Ivanka Trump and Google's CEO announce a tech job training initiative

Key Points
  • Google CEO Sundar Pichai announced a new job training program at an event alongside Ivanka Trump in Dallas, Tex. on Thursday.
  • Pichai said Google plans to provide 250,000 training opportunities for Americans over five years.
  • The announcement comes as Google and others face mounting antitrust probes into their businesses.
Google CEO Sundar Pichai speaks onstage during the annual Google I/O developers conference in Mountain View, California, May 8, 2018.
Stephen Lam | Reuters

At a roundtable event in Dallas, Tex. Thursday alongside Ivanka Trump, Google CEO Sundar Pichai announced new job training opportunities through a White House initiative.

Google will sign the "Pledge to America's Workers," a White House initiative that calls on employers to expand education programs for American workers, Pichai said in a statement prior to the event. As part of the commitment, Pichai said the company provide 250,000 training opportunities for Americans in technology skills over five years.

Google had previously signed the pledge through its membership in the trade group the Internet Association, but Thursday's announcement further strengthens that commitment. Google already has a national skills training program called "Grow with Google," which provides free resources to learn various online skills. In a blog post Thursday, Google announced plans to expand that program to 100 community colleges in the U.S. by 2020.

At the roundtable, Trump said the pledge is meant to fill job opportunities with young workers as well as help reskill workers later in their careers.

"We need to fundamentally change how we think about learning and education in this country ... and celebrate the many pathways to career success that exist today," Trump said.

Google's pledge comes as it is facing multiple investigations into its competitive practices. Google has received a request for documents from the House Judiciary Committee and also faces a state-led probe from 50 attorneys general and reportedly from the Department of Justice.

As antitrust scrutiny closes in on Big Tech, Pichai and his peers have carved out more face time with influential politicians. Most recently, Facebook CEO Mark Zuckerberg met with a host of lawmakers and President Donald Trump in private meetings during a surprise D.C. visit to discuss internet regulation.

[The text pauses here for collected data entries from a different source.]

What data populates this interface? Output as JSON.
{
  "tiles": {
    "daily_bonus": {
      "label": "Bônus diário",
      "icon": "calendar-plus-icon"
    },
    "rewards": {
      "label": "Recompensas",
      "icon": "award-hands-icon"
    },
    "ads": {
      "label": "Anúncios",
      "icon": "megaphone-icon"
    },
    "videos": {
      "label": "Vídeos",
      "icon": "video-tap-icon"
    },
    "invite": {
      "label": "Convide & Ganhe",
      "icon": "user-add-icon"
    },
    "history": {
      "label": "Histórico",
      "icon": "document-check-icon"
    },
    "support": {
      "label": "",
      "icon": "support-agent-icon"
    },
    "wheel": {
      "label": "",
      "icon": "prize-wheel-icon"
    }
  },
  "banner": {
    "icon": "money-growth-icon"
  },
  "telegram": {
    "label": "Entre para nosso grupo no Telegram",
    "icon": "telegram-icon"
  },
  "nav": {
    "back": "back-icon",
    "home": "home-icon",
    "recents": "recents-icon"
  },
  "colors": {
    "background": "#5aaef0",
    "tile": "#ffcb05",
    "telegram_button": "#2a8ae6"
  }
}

Apple CEO Tim Cook keeps up with the president through meetings and phone calls. Trump told reporters in April that Cook calls him "and others don't," even though Cook disagrees with some actions by his administration, like its decision to terminate DACA, which was created to shield some immigrants from deportation. Cook has a lot at stake with Trump's tariffs on China, where Apple assembles many of its products. Cook also sits on the American Workforce Policy Advisory Board, which is co-chaired by Ivanka Trump and Commerce Secretary Wilbur Ross.